Nathan Allen graduated from Amherst College in 1836, received his M. D. from the Pennsylvania Medical College in 1841, and settled in Lowell the same year. Here he practiced medicine until his death, January 1, 1889, the result of a fall down stairs.

He received the honorary M. D. from Castleton (Vermont) Medical College in 1847, and LL. D. from Amherst in 1873.

Allen devoted himself to the study of physical culture, degeneracy, insanity, heredity, hygiene, education, and intemperance. In 1856 he was chosen a trustee of Amherst College, and in 1864 Governor John A. Andrew appointed him a member of the State Board of Charities. He served on the board for fifteen years. In 1872 he visited Europe as a delegate appointed by Governor Washburn to the international congress of prison reform in London.

His published writings comprise over one thousand octavo pages. Some of the more noted are: "Physical Culture in Amherst College," "Intermarriage of Relatives," "Physiological Laws of Human Increase," "Normal Standard of Women for Propagation," "Report on Lunacy to the Massachusetts Legislature," and his best known work, "Change in the New England Population."
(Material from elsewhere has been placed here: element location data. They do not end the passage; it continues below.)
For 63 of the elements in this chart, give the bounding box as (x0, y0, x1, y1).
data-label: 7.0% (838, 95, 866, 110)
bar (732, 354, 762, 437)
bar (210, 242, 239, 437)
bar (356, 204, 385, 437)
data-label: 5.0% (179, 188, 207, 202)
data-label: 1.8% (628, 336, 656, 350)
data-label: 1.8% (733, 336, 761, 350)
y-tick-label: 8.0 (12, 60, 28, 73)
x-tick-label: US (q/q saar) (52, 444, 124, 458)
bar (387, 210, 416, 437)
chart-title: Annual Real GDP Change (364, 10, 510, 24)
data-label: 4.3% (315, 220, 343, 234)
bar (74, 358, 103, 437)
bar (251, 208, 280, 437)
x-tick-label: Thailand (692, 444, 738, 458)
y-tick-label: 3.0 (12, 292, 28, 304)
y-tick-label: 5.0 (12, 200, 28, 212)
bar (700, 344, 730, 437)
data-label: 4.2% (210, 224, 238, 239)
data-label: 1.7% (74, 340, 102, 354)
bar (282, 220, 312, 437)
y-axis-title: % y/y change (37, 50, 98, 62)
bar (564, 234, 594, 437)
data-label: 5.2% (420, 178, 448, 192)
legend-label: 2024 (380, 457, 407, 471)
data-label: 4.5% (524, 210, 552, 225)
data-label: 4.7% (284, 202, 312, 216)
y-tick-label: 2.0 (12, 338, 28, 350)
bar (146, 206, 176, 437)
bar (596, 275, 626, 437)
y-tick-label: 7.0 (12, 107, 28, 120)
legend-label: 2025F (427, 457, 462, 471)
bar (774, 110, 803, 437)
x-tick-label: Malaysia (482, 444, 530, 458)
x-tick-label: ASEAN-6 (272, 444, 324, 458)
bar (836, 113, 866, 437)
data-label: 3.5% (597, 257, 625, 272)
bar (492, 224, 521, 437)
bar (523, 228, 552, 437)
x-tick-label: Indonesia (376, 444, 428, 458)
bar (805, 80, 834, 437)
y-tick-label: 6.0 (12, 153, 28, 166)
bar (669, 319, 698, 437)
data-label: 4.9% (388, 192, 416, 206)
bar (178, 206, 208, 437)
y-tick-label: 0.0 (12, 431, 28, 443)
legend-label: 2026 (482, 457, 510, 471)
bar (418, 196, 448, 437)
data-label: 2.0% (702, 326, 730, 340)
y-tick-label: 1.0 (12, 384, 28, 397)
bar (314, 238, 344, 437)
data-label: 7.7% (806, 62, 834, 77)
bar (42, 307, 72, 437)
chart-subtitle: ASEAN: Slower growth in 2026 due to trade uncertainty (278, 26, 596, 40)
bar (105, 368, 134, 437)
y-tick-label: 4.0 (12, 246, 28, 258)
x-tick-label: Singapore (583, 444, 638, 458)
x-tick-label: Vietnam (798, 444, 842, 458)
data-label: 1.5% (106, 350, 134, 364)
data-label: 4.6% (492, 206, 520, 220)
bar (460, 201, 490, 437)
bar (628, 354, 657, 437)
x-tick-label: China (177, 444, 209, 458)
He married first, September 24, 1841, Sarah H. Spaulding, of Wakefield, Massachusetts. She died without children and he married a second time, May 20, 1857, Annie A. Waters, of Salem, Massachusetts, by whom he had four children.

He was for a long time connected with St. John's Hospital in Lowell.

Nathan Allen died on 1 January 1889 (75 Years) in Lowell.